February’s core inflation reading was 1.5 per cent year on year, down from January’s 1.7 per cent. The lower-than-expected figure “cements the case for a pause at the upcoming MAS April review”, said ANZ head of Asia research Khoon Goh, adding that there is “no pressing need for the MAS to further tighten policy at this stage”.

Last April, the MAS tightened monetary policy for the first time in six years, ending two years of neutral policy by moving to “a modest and gradual appreciation path” that lets the Singapore dollar rise against the currencies of major trading partners, within an undisclosed band. In October, the MAS tightened a second time.

But given both external headwinds and domestic conditions, economists do not see a third tightening coming.

“Clearly, neither growth, nor inflation recommend further tightening this cycle,” said Deutsche Bank economist Vaninder Singh and strategist Mallika Sachdeva, citing slowing global growth and domestic consumer sentiments having been hurt by tighter property measures, faltering financial markets late last year and declining wage growth.

They see the likely lack of further tightening in April to not just be a pause, but the start of a shift away from hawkishness. Further out, they expect the October statement “to have a dovish bias”, and for the MAS to ease policy in April next year.

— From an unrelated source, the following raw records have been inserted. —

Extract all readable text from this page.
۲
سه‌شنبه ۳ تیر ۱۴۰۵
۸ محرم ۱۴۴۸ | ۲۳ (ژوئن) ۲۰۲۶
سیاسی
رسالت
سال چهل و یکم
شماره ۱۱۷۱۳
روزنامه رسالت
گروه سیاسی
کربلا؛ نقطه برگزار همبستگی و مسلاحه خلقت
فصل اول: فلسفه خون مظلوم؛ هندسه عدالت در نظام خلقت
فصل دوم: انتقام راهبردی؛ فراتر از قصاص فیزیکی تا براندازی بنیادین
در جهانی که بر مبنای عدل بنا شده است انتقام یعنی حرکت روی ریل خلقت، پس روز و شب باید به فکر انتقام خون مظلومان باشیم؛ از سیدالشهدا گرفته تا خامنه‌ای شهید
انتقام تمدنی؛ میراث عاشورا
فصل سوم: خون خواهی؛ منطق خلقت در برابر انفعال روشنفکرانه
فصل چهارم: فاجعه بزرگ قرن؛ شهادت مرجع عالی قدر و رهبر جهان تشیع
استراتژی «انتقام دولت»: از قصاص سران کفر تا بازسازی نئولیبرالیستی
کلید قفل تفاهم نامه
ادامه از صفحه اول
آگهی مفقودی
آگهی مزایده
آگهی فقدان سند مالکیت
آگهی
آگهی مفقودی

Citi economists Kit Wei Zheng and Ang Kai Wei also expect the MAS to stay put this April, but consider it a close call. The risk of a final steepening “probably remains higher than often assumed”, they said, pointing to persistent underlying cost pressures.

Excluding telecomms and electricity, core inflation remains about 1.7 per cent. And though the job market eased in the fourth quarter, it remains tight, they added, noting that unit labour cost continues to accelerate.

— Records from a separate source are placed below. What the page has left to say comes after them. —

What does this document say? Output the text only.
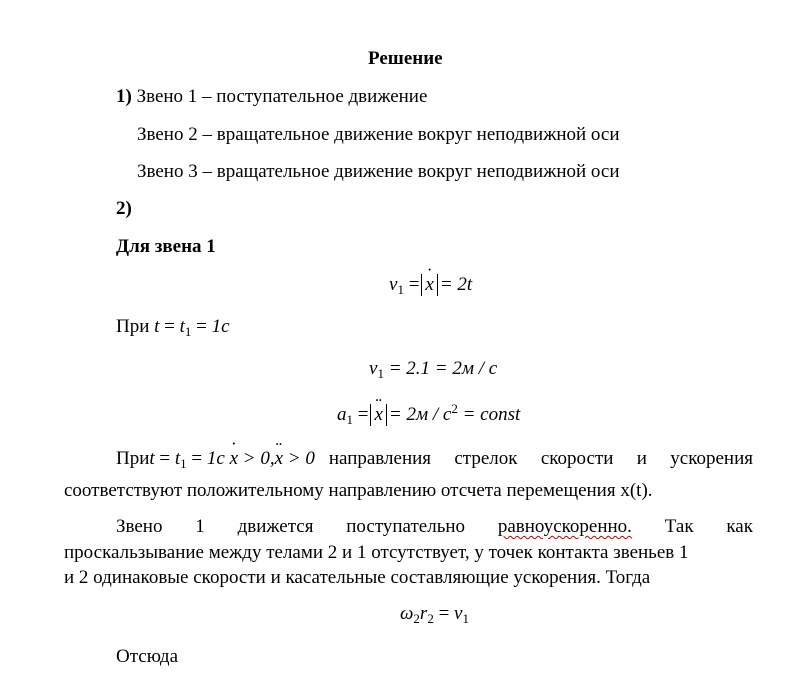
Решение
1) Звено 1 – поступательное движение
Звено 2 – вращательное движение вокруг неподвижной оси
Звено 3 – вращательное движение вокруг неподвижной оси
2)
Для звена 1
$v_1 = x$ ˙ = 2t
При $t = t_1 = 1c$
$v_1 = 2.1 = 2м / c$
$a_1 = x$ ¨ = $2м / c^2$ = const
При $t = t_1 = 1c$ x ˙ > 0,x ¨ > 0 направления стрелок скорости и ускорения
соответствуют положительному направлению отсчета перемещения x(t).
Звено 1 движется поступательно равноускоренно. Так как
проскальзывание между телами 2 и 1 отсутствует, у точек контакта звеньев 1
и 2 одинаковые скорости и касательные составляющие ускорения. Тогда
$\omega_2r_2 = v_1$
Отсюда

Even as economists agree that an MAS hold is likely in April, their inflation forecasts vary.

The official forecast is for core inflation of 1.5 to 2.5 per cent in 2019. In the MAS survey of professional forecasters, the median forecast is for core inflation of 1.7 per cent.

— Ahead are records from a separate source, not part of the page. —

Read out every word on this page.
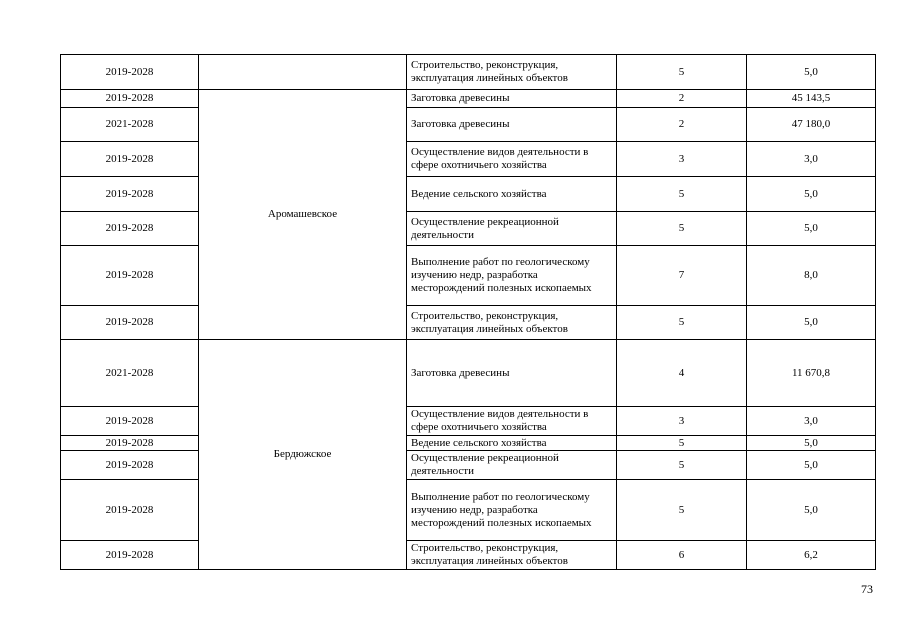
2019-2028		Строительство, реконструкция, эксплуатация линейных объектов	5	5,0
2019-2028	Аромашевское	Заготовка древесины	2	45 143,5
2021-2028		Заготовка древесины	2	47 180,0
2019-2028		Осуществление видов деятельности в сфере охотничьего хозяйства	3	3,0
2019-2028		Ведение сельского хозяйства	5	5,0
2019-2028		Осуществление рекреационной деятельности	5	5,0
2019-2028		Выполнение работ по геологическому изучению недр, разработка месторождений полезных ископаемых	7	8,0
2019-2028		Строительство, реконструкция, эксплуатация линейных объектов	5	5,0
2021-2028	Бердюжское	Заготовка древесины	4	11 670,8
2019-2028		Осуществление видов деятельности в сфере охотничьего хозяйства	3	3,0
2019-2028		Ведение сельского хозяйства	5	5,0
2019-2028		Осуществление рекреационной деятельности	5	5,0
2019-2028		Выполнение работ по геологическому изучению недр, разработка месторождений полезных ископаемых	5	5,0
2019-2028		Строительство, реконструкция, эксплуатация линейных объектов	6	6,2
73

UOB economist Barnabas Gan sees core inflation coming in at the higher end of the official forecast, expecting it to average 2 per cent in 2019, though crossing the 2 per cent handle only in the second half.

Most other economists have more muted expectations. OCBC Bank head of treasury research and strategy Selena Ling’s forecast is 1.7 per cent. The Citi economists see core inflation hovering around 1.6 per cent for March till June, then averaging 1.4 per cent in the second half of the year.

Maybank economists Chua Hak Bin and Lee Ju Ye see risks to core inflation staying on the downside, as the open electricity market broadens to more areas in March and May, further lowering utilities costs. After the February inflation figures, they cut their average core inflation forecast to 1.4 per cent for 2019 – and expect the MAS, too, to lower its forecast.

In the coming months, they see the MAS as likely to forecast core inflation as being 1-2 per cent instead, “given subdued inflation pressures and the larger than expected impact from the open electricity market”.

The Deutsche Bank analysts also expect the MAS to reduce its core inflation forecast to that range, “even as the statement’s forward guidance on growth is likely to remain largely unchanged”. They see GDP growth staying on course to come in near the middle of the official forecast range of 1.5 to 3.5 per cent, “albeit at a below-potential level of 2.4 per cent”.

On other indicators, OCBC’s Ms Ling observed that while the domestic 2- to 10-year Singapore Government Securities (SGS) bond yield curve has not yet inverted – which would predict a recession – the three-month Treasury bill to 10-year SGS bond yield has flatlined.

Apart from a blip in December 2018, the last time the latter “was sustained in inversion territory” was in late 2006 to early 2007, before the global financial crisis. This “should give policymakers some food for thought”, said Ms Ling.

Last week’s bank loan figures for February also showed consumer loan growth decelerating to 0.5 per cent year on year, the slowest pace since at least 2005, she added.